Characterized by difficulties with written language, including reading and writing. Children with oral language deficits may find themselves struggling with reading comprehension in the school-age years. Others may have specific difficulties with basic reading or spelling only, which may fit the classification of dyslexia. Children may be classified with a learning disability. Building a solid foundation of skills in both oral and written language will support all children in both their academic and personal endeavors.
I often pair a language evaluation with a literacy (i.e., reading disability or dyslexia) evaluation to look at how language is impacting the acquisition of academic skills, such as reading and spelling. I may administer a variety of standardized, as well as non-standardized assessments, in order to get a full picture of your child’s needs.
To begin, I will look at your child’s awareness of the sound structure of language, called phonological processing. I like to use the Comprehensive Test of Phonological Processing, Second Edition (CTOPP-2), which allows me to identify how well your child can discriminate and manipulate the sounds in a language. For example, I may ask your child to tell me the first or last sound in a word I say to him/her. I also may ask your child to delete a syllable or sound from a word. These phonological awareness skills are important for word-level reading and spelling.
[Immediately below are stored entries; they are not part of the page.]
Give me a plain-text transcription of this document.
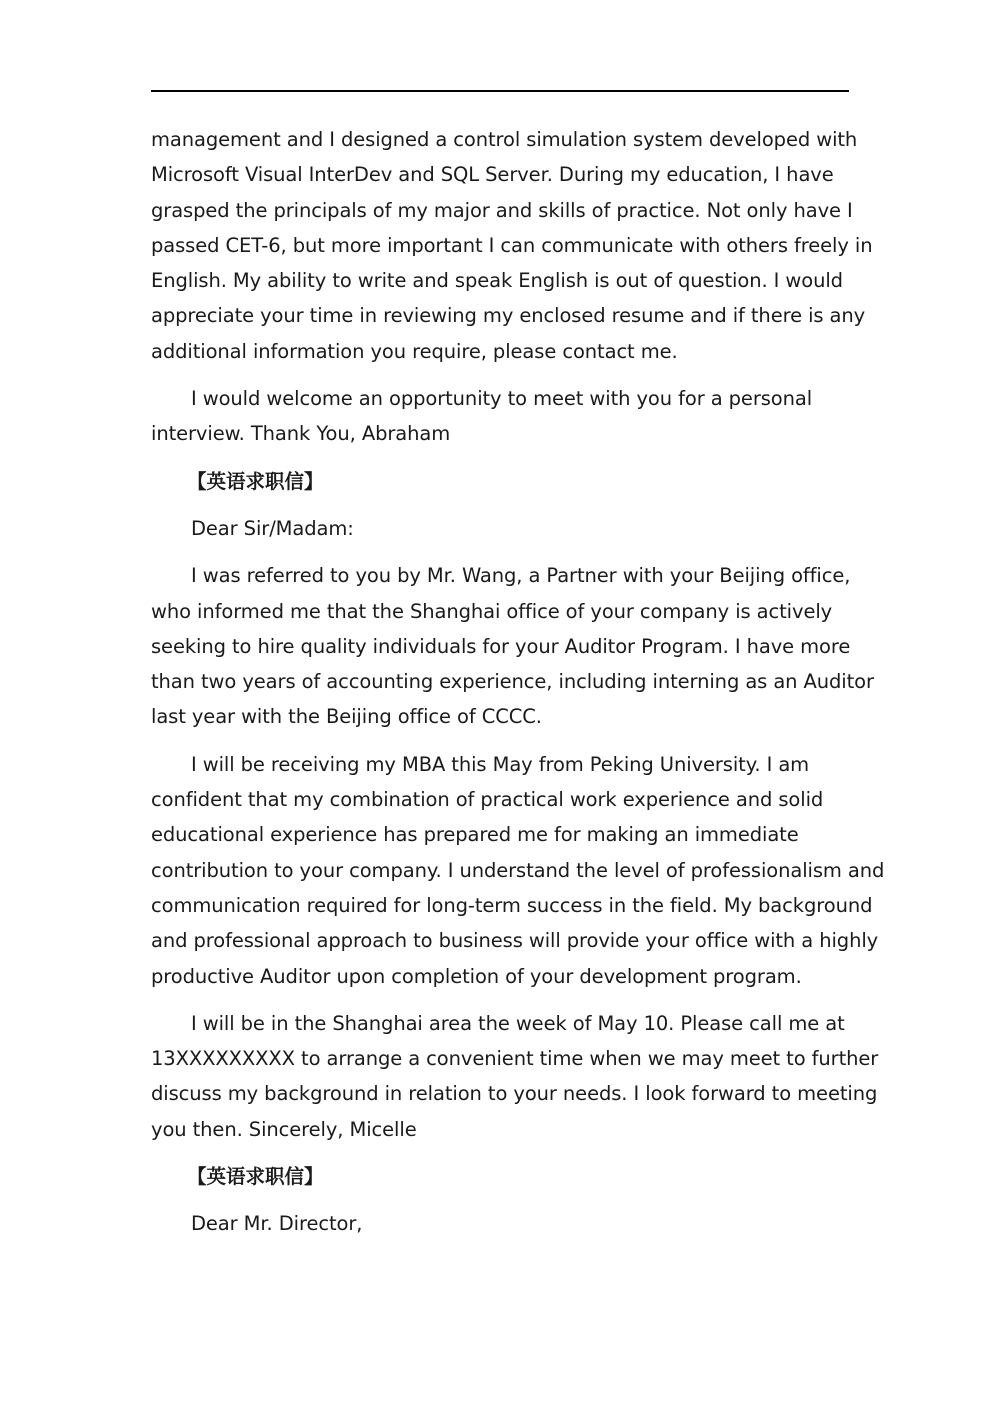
management and I designed a control simulation system developed with
Microsoft Visual InterDev and SQL Server. During my education, I have
grasped the principals of my major and skills of practice. Not only have I
passed CET-6, but more important I can communicate with others freely in
English. My ability to write and speak English is out of question. I would
appreciate your time in reviewing my enclosed resume and if there is any
additional information you require, please contact me.

I would welcome an opportunity to meet with you for a personal
interview. Thank You, Abraham

【英语求职信】

Dear Sir/Madam:

I was referred to you by Mr. Wang, a Partner with your Beijing office,
who informed me that the Shanghai office of your company is actively
seeking to hire quality individuals for your Auditor Program. I have more
than two years of accounting experience, including interning as an Auditor
last year with the Beijing office of CCCC.

I will be receiving my MBA this May from Peking University. I am
confident that my combination of practical work experience and solid
educational experience has prepared me for making an immediate
contribution to your company. I understand the level of professionalism and
communication required for long-term success in the field. My background
and professional approach to business will provide your office with a highly
productive Auditor upon completion of your development program.

I will be in the Shanghai area the week of May 10. Please call me at
13XXXXXXXXX to arrange a convenient time when we may meet to further
discuss my background in relation to your needs. I look forward to meeting
you then. Sincerely, Micelle

【英语求职信】

Dear Mr. Director,
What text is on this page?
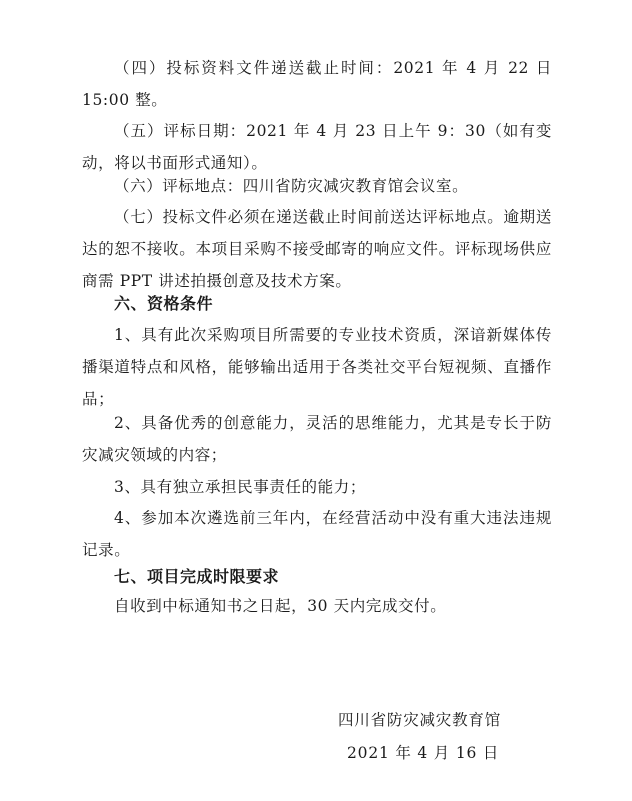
（四）投标资料文件递送截止时间：2021 年 4 月 22 日 15:00 整。

（五）评标日期：2021 年 4 月 23 日上午 9：30（如有变动，将以书面形式通知）。

（六）评标地点：四川省防灾减灾教育馆会议室。

（七）投标文件必须在递送截止时间前送达评标地点。逾期送达的恕不接收。本项目采购不接受邮寄的响应文件。评标现场供应商需 PPT 讲述拍摄创意及技术方案。

六、资格条件

1、具有此次采购项目所需要的专业技术资质，深谙新媒体传播渠道特点和风格，能够输出适用于各类社交平台短视频、直播作品；

2、具备优秀的创意能力，灵活的思维能力，尤其是专长于防灾减灾领域的内容；

3、具有独立承担民事责任的能力；

4、参加本次遴选前三年内，在经营活动中没有重大违法违规记录。

七、项目完成时限要求

自收到中标通知书之日起，30 天内完成交付。

四川省防灾减灾教育馆
2021 年 4 月 16 日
Another test I like to use is the Test of Integrated Language & Literacy Skills (TILLS). This is also a standardized test that measures a child’s language skills in both oral and written modalities. It helps me identify what might be causing a child to struggle in school with reading and/or comprehension. To administer this test, I will give your child a variety of tasks, some spoken and some written. For example, I will ask your child to identify pairs of words that go together and then explain why. Additionally, I may read short passages to your child and ask him/her to retell the story and answer questions about what I read. Lastly, I will ask your child to read and write, so that I can analyze their use of spelling patterns and complex sentence structure.
Each of these tasks are important diagnostic indicators for children who may have language disorders that are also impacting the language-based skills of reading and writing at school. The goal of a language/literacy evaluation is to create a specific treatment plan for your child, tailored to his/her individual needs.
During treatment for reading disabilities or dyslexia, I will help your child recognize and discriminate the sounds in words. Then I will use a structured word study approach to help your child map letters to sounds through guided spelling and reading activities. I have access to the SPELL-Links to Reading & Writing curriculum, which is a speech-to-print, structured literacy word study program. However, as a licensed clinician, I understand that any program I use is simply a tool in my clinical belt. Through my training and experience, I will be able to identify break-downs in your child’s learning in real time and provide professional scaffolding to support your child’s needs. This may include recognizing why one sound is harder for your child to discriminate over another or why a certain word structure may be more difficult for your child to master.
It is my goal to not only help your child learn successful strategies for reading and spelling but to help you learn the strategies for helping your child as well. This way you will be able to support your child when I am not there. You will be invited to participate in the treatment session with me, as we teach your child together.